Nelle dichiarazioni ai magistrati il faccendiere ripete che, secondo lui, Ranucci era in pericolo. Da qui l'idea dell'attentato
Nel memoriale di 72 pagine consegnato al tribunale del Riesame e alla base della richiesta di uscire dal carcere e andare ai domiciliari, Valter Lavitola insiste nel dire che la ragione principale per cui avrebbe organizzato l’attentato nei confronti di Sigfrido Ranucci, ex conduttore di Report, era la reale preoccupazione per la sua incolumità e per una protezione a suo dire non adeguata.

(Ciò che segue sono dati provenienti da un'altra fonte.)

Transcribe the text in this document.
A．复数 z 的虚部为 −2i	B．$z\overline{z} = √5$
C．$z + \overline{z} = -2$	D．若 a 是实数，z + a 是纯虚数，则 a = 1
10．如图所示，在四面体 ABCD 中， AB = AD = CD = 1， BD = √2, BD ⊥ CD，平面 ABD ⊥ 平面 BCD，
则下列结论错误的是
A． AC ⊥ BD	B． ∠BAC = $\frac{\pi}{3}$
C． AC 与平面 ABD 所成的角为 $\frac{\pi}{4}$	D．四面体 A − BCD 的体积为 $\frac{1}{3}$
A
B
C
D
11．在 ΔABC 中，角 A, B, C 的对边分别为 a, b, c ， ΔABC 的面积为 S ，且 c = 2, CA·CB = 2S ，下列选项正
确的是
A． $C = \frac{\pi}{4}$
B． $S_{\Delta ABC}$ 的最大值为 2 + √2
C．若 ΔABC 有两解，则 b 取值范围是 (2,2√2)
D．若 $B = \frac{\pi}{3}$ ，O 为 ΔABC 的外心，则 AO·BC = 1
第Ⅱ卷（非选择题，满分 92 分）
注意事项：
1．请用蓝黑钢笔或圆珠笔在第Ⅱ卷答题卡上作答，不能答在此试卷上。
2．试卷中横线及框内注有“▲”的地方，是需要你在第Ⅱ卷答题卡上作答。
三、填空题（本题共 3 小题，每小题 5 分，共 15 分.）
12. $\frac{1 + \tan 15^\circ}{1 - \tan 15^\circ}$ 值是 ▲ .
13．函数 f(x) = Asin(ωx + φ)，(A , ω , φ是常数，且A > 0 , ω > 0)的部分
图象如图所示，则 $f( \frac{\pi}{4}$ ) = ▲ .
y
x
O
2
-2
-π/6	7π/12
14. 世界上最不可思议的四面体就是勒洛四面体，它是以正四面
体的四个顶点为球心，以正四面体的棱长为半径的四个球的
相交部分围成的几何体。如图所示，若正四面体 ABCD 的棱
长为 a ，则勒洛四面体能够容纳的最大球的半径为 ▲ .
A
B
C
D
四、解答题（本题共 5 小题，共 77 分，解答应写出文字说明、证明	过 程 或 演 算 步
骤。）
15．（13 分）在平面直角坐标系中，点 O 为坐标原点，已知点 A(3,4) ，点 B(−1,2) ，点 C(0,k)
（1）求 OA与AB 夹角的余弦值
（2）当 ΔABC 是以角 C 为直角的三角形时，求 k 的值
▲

In più occasioni, ripercorre il documento che Open ha potuto consultare, Lavitola ripete questa idea e l’ha ripetuta anche nel verbale di interrogatorio successivo al suo arresto. In particolare, Lavitola si dice certo che l’ex conduttore di Report possa essere colpito dai servizi segreti israeliani.
La “pista” israeliana
Un estratto del suo verbale è particolarmente chiaro sulla sua teoria e sul pericolo che, a detta di Lavitola, sarebbe stato scongiurato solo grazie al fatto che il suo attentato avrebbe colpito prima di quello che veniva organizzato in parallelo: «Il 7 settembre sono andato a casa della moglie di Ranucci, a Pomezia, per incontrarlo. Sapevo che questo attentato sarebbe stato realizzato dai cosiddetti odiatori e glielo l’ho detto. Ranucci non mi ha dato retta per superficialità».